Published on February 10th, 2018 | by Steve Hanley0
Are NMC Prismatic Cells & CCS About To Blow Tesla & Its Superchargers Out Of The Water?
February 10th, 2018 by Steve Hanley
Seeking Alpha is the stock analysts site Tesla fans love to hate. Most of its commentary about electric cars predicts Tesla is on the brink of bankruptcy and Elon Musk is not as smart at the average bear. So far, few of the gloomy predictions from skeptics on the site have come true, but that hasn’t stopped Seeking Alpha from being the darling of Tesla short sellers.
But just as bread needs a little leavening to rise, a dash of contrarianism is often useful to see things clearly in the business world. This past week, Seeking Alpha published a story claiming that Tesla’s vaunted Supercharger system is about to change from a moat keeping competitors out into a prison wall trapping Tesla inside. That rather startling conclusion arises from one sentence in a tweet about the Jaguar I-Pace, which is currently undergoing cold weather testing.
— Jaguar (@Jaguar) January 31, 2018
Seems pretty innocuous, doesn’t it? But not to Seeking Alpha analyst Simon Mac. As a former Model S owner, he is well familiar with the charging phenomenon known as tapering. “Jaguar’s tweet has profound implications in this regard — it implies the Jaguar must be able to charge at a near constant 100kW across the important 0-80% range. By contrast, a Tesla can charge at its 120kW for only a small range of specific levels of charge. Once a Tesla battery reaches a state of charge of around 30%, the charge rate drops below that of its British rival, and the Supercharger rate continues to drop off as the battery’s state of charge increases. In other words, the first 30% for a Tesla is zippy, but things then slow to a walk, and finally a crawl.”
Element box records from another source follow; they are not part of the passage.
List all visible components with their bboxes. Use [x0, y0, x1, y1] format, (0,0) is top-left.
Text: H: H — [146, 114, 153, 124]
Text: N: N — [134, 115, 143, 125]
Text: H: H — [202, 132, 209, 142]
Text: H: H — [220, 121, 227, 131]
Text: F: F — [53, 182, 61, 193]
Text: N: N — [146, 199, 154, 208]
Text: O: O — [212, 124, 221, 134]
Mac says battery chemistry has a lot to do with tapering. “Here’s the simple truth: The pouch prismatic cells using NMC chemistry offer a superior charging experience to Tesla’s cylindrical cells using NCA chemistry. So, Jaguar’s more desirable charging curve is not magic. It’s exactly what one would expect by doubling the size of the battery used in cars [like the Renault Zoe, Nissan LEAF, and BMW i3] with similar cell types. Tesla is alone in its choice of cylindrical cells based on NCA rather than NMC chemistry. And in Europe (and China), at least, that’s shaping up to be a very real disadvantage.”
Mac explains the difference in user experience this way. With a Tesla, when you charge is often dictated by your state of charge. If you want to stop an hour into a long trip for a coffee, your Tesla battery still has a nearly full state of charge. Because of tapering, charging that early in a journey will add relatively few extra miles per minute. You are better off waiting until the battery is nearly depleted in order to get the maximum possible charging rate. With prismatic NMC cells, the charge rate is virtually the same regardless of the state of charge, which gives drivers more flexibility in how to plan their travels. It makes the car the servant of the operator rather than the operator a servant of the car.
Now that CCS is the official charging standard in Europe, Mac expects it to compete aggressively with Tesla’s proprietary Supercharger network. Interestingly, Tesla quietly joined the CCS consortium in 2016. How Superchargers and CCS networks will fit with each other in the future remains to be seen.
What customers really want is convenience. The Holy Grail for EV drivers is charging up as quickly as possible. Elon Musk is talking about making charging locations that are one part recharging spots and one part amusement park, but do people really want to (A) be entertained while charging or (B) get in and get out as quickly as possible? If Simon Mac is correct, the answer is B. In that case, NMC prismatic cells and CCS charging may well carry the day and Tesla could be on the outside looking in.